Assise dans un rocking-chair près de la cheminée, Marie se détend, les mains posées sur son ventre arrondi. Elle peut par moments sentir les mouvements de l'enfant quelle porte. Il doit naître dans un mois et demi. Un garçon ? Une fille ? La jeune femme n'a pas souhaité le savoir. Qu'importe le sexe ! Elle ne désire qu'une chose : qu'il soit en bonne santé. Cet enfant est le fruit d'un amour vrai, passionné, et pourtant d'un amour aujourd'hui compromis.

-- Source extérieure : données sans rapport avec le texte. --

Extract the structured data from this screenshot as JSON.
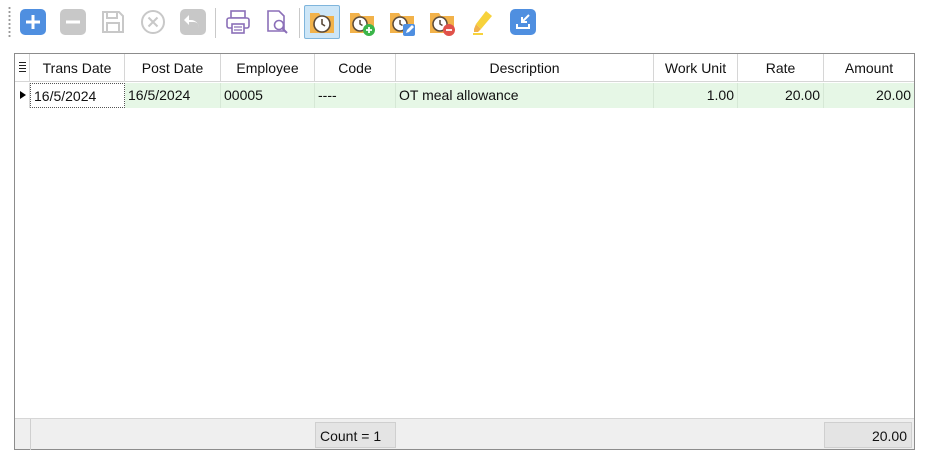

Depuis quelques jours, le froid a fait son apparition. Ce mois de décembre s'annonce particulièrement rigoureux. Au-dehors, quelques passants pressés, frileux, hâtent le pas. Cette offensive hivernale offre un spectacle d'une grande beauté. Les arbres, poudrés de givre, totalement dépouillés, s'étirent majestueusement vers le ciel. Le vent glacial fait courber les plus frêles. Sammy le labrador, fidèle compagnon des bons et mauvais jours, somnole aux pieds de Marie. Elle se sent bien, moins fatiguée que les jours précédents. Elle écoute la cinquième symphonie de Beethoven. La musique classique a le pouvoir de chasser de son esprit toutes les inquiétudes et la mélancolie qui la submergent parfois. Elle se lève avec peine du fauteuil et s'enroule dans un châle. Son dos la fait souffrir et son ventre la gêne, de temps à autre, dans les mouvements du quotidien. Ses yeux arpentent le salon ; ces derniers temps, elle s'y prélasse souvent, car son médecin lui a ordonné de se reposer. Les murs sont agrémentés de toiles qu'elle a peintes. Son regard s'attarde sur le portrait de son grand-père. Il a beaucoup compté dans sa vie, et malheureusement a disparu beaucoup trop tôt. C'était un gars du Nord, un ch'ti. Lorsqu'enfant, Marie venait passer quelques jours de vacances chez ses grands-parents, elle était toujours très impressionnée de voir ces maisons en brique alignées, qui se ressemblaient toutes. Son grand-père était un homme simple, il aimait la terre, les gens. Il a transmis à Marie des valeurs morales de respect, de don de soi, de loyauté. Il mourut d'une silicose, cette fichue maladie des mineurs. Lorsqu'on lui demanda ce qu'elle voulait garder du défunt, Marie n'hésita pas un seul instant et choisit le fauteuil mythique de son grand-père : le rocking-chair. 
L'ameublement du salon est plutôt sommaire. Marie n'aime pas les pièces trop chargées de meubles et de bibelots inutiles. Elle n'a aménagé que l'essentiel. En face de la fenêtre, elle a installé un vieux bureau de ministre acheté chez un brocanteur. Elle y passe de longues heures à la préparation de ses cours de français et aux sempiternels corrigés de ses élèves. Dans un coin de la pièce, on trouve aussi un sofa rouge dont Platon, le chat, a fait son domaine de prédilection, une table basse toujours recouverte d'une multitude de bouquins et de revues. Et puis, au centre, il y a un piano blanc, «son piano», un cadeau de son père pour son dixième anniversaire. Elle y joue encore quelquefois, malgré ses défauts d'accordage. Le craquement des bûches dans la cheminée fait sursauter Sammy, qui s'agite dans tous les sens et vient se faufiler entre les jambes de sa maîtresse. Elle se dirige vers la cuisine pour préparer une tasse de thé vert. En passant dans le couloir, elle s'arrête un court instant devant le miroir. Platon, couché dans son panier, miaule de plaisir en la voyant. Marie affiche un petit sourire. L'anxiété des premiers mois de grossesse s'est estompée peu à peu. La peur a fait place à l'attente.